Así lo ha dicho en respuesta a una pregunta oral del Grupo Mixto en la que la diputada María Marín ha preguntado por las medidas se han adoptado o se han previsto para proteger «los más de 500 empleos directos y los miles de empleos indirectos» vinculados a la compañía, y ha pedido al presidente que «dé la batalla» para que la empresa «no acabe en manos de un fondo buitre». Marín ha criticado que Vox «culpe a las políticas verdes» del cierre y ha reprochado a la formación que «ha vuelto a generar odio» en el Pleno, «en vez de dar soluciones».
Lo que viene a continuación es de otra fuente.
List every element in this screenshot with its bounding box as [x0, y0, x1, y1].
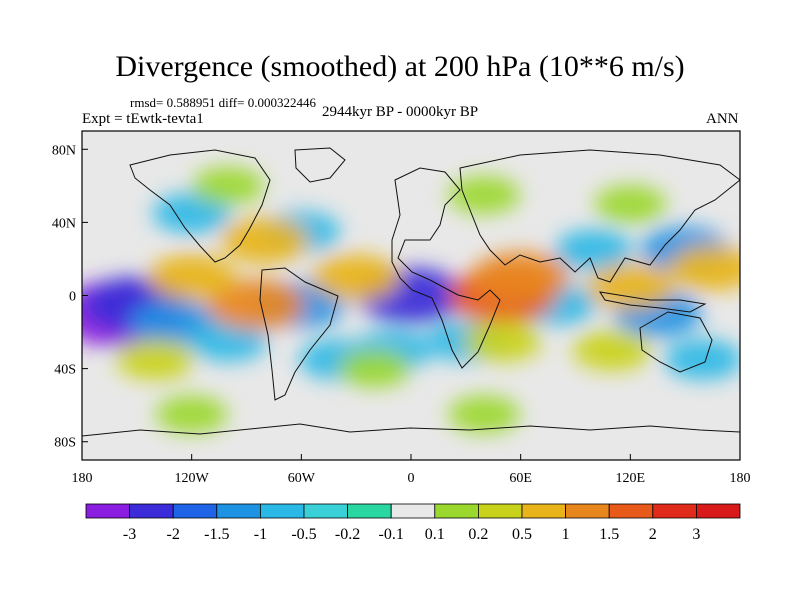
y-tick-label: 80S [54, 436, 76, 451]
colorbar-swatch [347, 503, 392, 519]
y-tick-label: 80N [52, 143, 76, 158]
field-blob-21 [471, 251, 570, 303]
period-label: 2944kyr BP - 0000kyr BP [322, 104, 479, 120]
chart-title: Divergence (smoothed) at 200 hPa (10**6 … [115, 50, 685, 83]
coast-greenland [294, 147, 346, 183]
field-blob-26 [573, 329, 652, 371]
field-blob-28 [448, 175, 521, 214]
field-blob-32 [155, 395, 228, 434]
colorbar-swatch [259, 503, 305, 519]
field-blob-24 [116, 338, 195, 380]
y-tick-label: 40S [54, 363, 76, 378]
y-tick-label: 40N [52, 216, 76, 231]
colorbar-swatch [390, 503, 436, 519]
field-blobs [82, 166, 740, 434]
field-blob-22 [586, 263, 675, 310]
colorbar-label: -3 [123, 526, 136, 543]
field-blob-30 [192, 166, 265, 205]
divergence-field [82, 166, 740, 434]
colorbar-label: -1 [254, 526, 267, 543]
x-axis: 180 120W 60W 0 60E 120E 180 [72, 454, 751, 486]
experiment-label: Expt = tEwtk-tevta1 [82, 111, 204, 127]
coastlines [82, 147, 740, 437]
field-blob-15 [664, 338, 740, 380]
colorbar-swatch [696, 503, 741, 519]
field-blob-27 [338, 349, 411, 388]
x-tick-label: 0 [408, 471, 415, 486]
field-blob-17 [147, 254, 236, 301]
field-blob-3 [189, 320, 268, 362]
colorbar-label: 2 [649, 526, 657, 543]
colorbar-swatch [85, 503, 130, 519]
colorbar-label: -2 [167, 526, 180, 543]
coast-north-america [129, 149, 271, 263]
field-blob-19 [312, 254, 401, 301]
colorbar-label: 1 [562, 526, 570, 543]
colorbar-label: -0.5 [291, 526, 316, 543]
coast-maritime-continent [598, 291, 707, 313]
colorbar-swatch [521, 503, 566, 519]
x-tick-label: 180 [730, 471, 751, 486]
coast-australia [639, 311, 713, 373]
colorbar-label: -1.5 [204, 526, 229, 543]
stats-text: rmsd= 0.588951 diff= 0.000322446 [130, 95, 316, 110]
colorbar-label: -0.1 [379, 526, 404, 543]
season-label: ANN [706, 111, 739, 127]
x-tick-label: 60E [509, 471, 532, 486]
coast-south-america [259, 267, 339, 401]
colorbar-swatch [434, 503, 479, 519]
colorbar-swatch [652, 503, 697, 519]
field-blob-16 [206, 279, 305, 331]
colorbar-label: 0.5 [512, 526, 532, 543]
field-blob-10 [554, 229, 633, 271]
colorbar-label: 0.1 [425, 526, 445, 543]
field-blob-18 [220, 217, 309, 264]
field-blob-31 [448, 395, 521, 434]
field-blob-14 [152, 192, 231, 234]
x-tick-label: 180 [72, 471, 93, 486]
x-tick-label: 120W [175, 471, 210, 486]
colorbar-label: 1.5 [599, 526, 619, 543]
x-tick-label: 60W [288, 471, 316, 486]
coast-europe-africa [391, 167, 501, 369]
colorbar-swatch [565, 503, 610, 519]
y-axis: 80N 40N 0 40S 80S [52, 143, 88, 451]
field-blob-29 [594, 185, 667, 224]
x-tick-label: 120E [616, 471, 646, 486]
field-blob-23 [668, 245, 740, 292]
y-tick-label: 0 [69, 290, 76, 305]
field-blob-25 [463, 320, 542, 362]
colorbar: -3 -2 -1.5 -1 -0.5 -0.2 -0.1 0.1 0.2 0.5 1 1.5 2 3 [85, 503, 741, 543]
coast-antarctica [82, 423, 740, 437]
colorbar-swatch [303, 503, 348, 519]
colorbar-swatch [477, 503, 523, 519]
colorbar-swatch [216, 503, 261, 519]
colorbar-swatch [172, 503, 218, 519]
coast-asia [459, 149, 740, 283]
colorbar-label: 3 [692, 526, 700, 543]
colorbar-label: -0.2 [335, 526, 360, 543]
colorbar-swatch [608, 503, 654, 519]
colorbar-swatch [129, 503, 174, 519]
colorbar-label: 0.2 [468, 526, 488, 543]
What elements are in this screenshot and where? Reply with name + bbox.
El presidente autonómico ha subrayado que el Ejecutivo regional y el Ayuntamiento de Cartagena se han reunido con el comité de empresa y han actuado «exactamente» como éste les ha pedido: «nos pidió que hablásemos con la empresa, que pudiésemos salir de esa incertidumbre, que le exigiéramos que Sabic se tenía que hacer cargo de la situación» y que se clarificase «quién se va a hacer cargo de la situación de los trabajadores».
En ese contexto, López Miras ha enmarcado la carta remitida al CEO de la compañía como un paso para exigir explicaciones sobre «cuándo se va a vender, cómo se va a vender y quién se va a hacer cargo» del futuro laboral de la plantilla. «Esto es responsabilidad», ha sostenido, frente a lo que ha calificado como «lo peor de la política», en alusión a «utilizar la incertidumbre y el miedo» de las familias.